Running DDT in batch mode
If you debug long running applications at scale, it is useful to run the application as a batch process without interactivity so that you do not have to be at the terminal.
Arm-forge provides such a utility. ddt, the ARM-forge parallel debugger allows offline debugging of such jobs. Generally you need to recompile your application with -g flag. Also useful is to downgrade the automatic compiler optimization flag to -O0 so that you hone onto the actual issue rather than what has been optimized by the compiler in your code.
The following will launch ddt in offline mode in your jobscript:
module load arm-forge ddt --offline -o report-${SLURM_JOBID}.txt srun -n NUM_TASKS ./application args
In the launch line above, the -o argument is an optional one to choose the format of the debugging report. The default is a html file which you can download and open in any browser. In the above example I am asking for the report as a text file for convenient examination on Shaheen.
To enable memory debugging, you can use --mem-debug=[fast,balanced,thorough] option of ddt. Note that you must preload the libdmalloc required to track the heap memory allocations and deallocations.

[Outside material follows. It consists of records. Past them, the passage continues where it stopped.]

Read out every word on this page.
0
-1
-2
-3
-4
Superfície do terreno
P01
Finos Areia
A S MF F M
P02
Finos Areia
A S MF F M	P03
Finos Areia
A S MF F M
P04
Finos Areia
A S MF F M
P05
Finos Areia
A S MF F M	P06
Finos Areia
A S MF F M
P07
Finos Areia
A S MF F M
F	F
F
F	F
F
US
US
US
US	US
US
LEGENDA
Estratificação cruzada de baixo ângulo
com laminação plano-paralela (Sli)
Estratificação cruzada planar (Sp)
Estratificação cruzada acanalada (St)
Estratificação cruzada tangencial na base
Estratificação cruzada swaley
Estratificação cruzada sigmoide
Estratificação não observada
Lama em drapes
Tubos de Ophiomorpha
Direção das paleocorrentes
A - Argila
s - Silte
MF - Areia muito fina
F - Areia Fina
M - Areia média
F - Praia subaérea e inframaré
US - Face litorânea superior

It is a handy utility to mark the memory consumption patterns of a crashing application.
module load arm-forge/20.0.3 ddt --offline -o report-${SLURM_JOBID}.txt --mem-debug=balanced srun -n NUM_TASKS ./application args
The report includes traceback information along with line number in the source code and trace of local stack variables for the MPI process. This can be a good start to understand when and where issues occur.